86% ± 3% reduction, p < 0.0001) and after thalamic suppression (75% ± 8% reduction, p < 0.05). Thus, while thalamocortical interactions strongly influence S1 network activity, corticocortical signaling can modulate S1 dynamics independent of the thalamus. Considering the ability of vM1 activity to modulate S1 state, we next asked how this modulation may impact sensory processing. In waking mice, we recorded S1 responses to discrete whisker stimuli before (control) and during muscimol suppression of vM1 (n = 6). In control conditions, Dolutegravir cost whisker stimuli evoked monophasic MUA and LFP responses (Figures 7A and 7C). In contrast, during

vM1 suppression the same stimuli evoked biphasic MUA and LFP responses (Figures 7B and 7C). These latter signals consisted of onset increases in spiking, followed by prolonged spike suppression and positive-going LFP rebound potentials lasting hundreds of milliseconds. Consequently, S1 LFP delta power throughout the response period was enhanced 272% ± 61% during vM1 suppression (p < 0.05) (Figure 7D). We conducted a complementary set of experiments in anesthetized mice, briefly deflecting the principal whisker with or without pairing to vM1 stimulation (n = 7). In control conditions, single sensory stimuli evoked long-lasting rebound responses (Figure 7E), similar to vM1 suppression conditions in waking mice. Pairing of vM1 stimulation with sensory stimuli abolished the rebound responses, resulting in a 66% ± 5% reduction in S1 LFP delta power during the response period (p < 0.001) (Figure 7F). Thus, vM1 modulation of S1 spontaneous activity those was strongly reflected in sensory responses, with enhanced vM1 activity reducing biphasic, low-frequency S1 sensory responses. We reasoned that the temporal characteristics of sensory responses may significantly affect the ability to encode and discriminate

complex stimuli.
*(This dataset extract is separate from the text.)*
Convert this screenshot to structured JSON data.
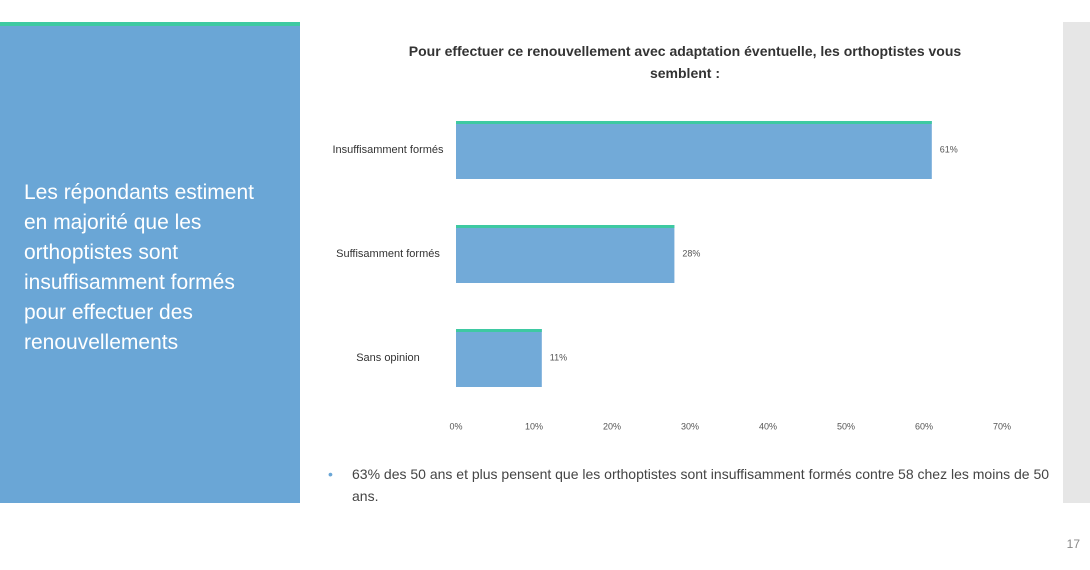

Specifically, we hypothesized that when S1 network activity is dominated by spontaneous bursts of action potential activity, underlying the low frequencies of the local field potential, it would be less capable of reliably representing diverse sensory patterns. To test this, we constructed a set of stimulus patterns consisting of ten short duration whisker deflections of varying velocity at 10 Hz (see Experimental Procedures; Figure 8A) and applied these stimuli to anesthetized mice to enable precise, repeated delivery in the absence of spontaneous whisking. Each pattern was delivered to the principal whisker with and without pairing to vM1 stimulation while recording S1 network responses (n = 7). As observed in Figure 8B, pairing vM1 stimulation with sensory stimuli highly constrained the S1 responses.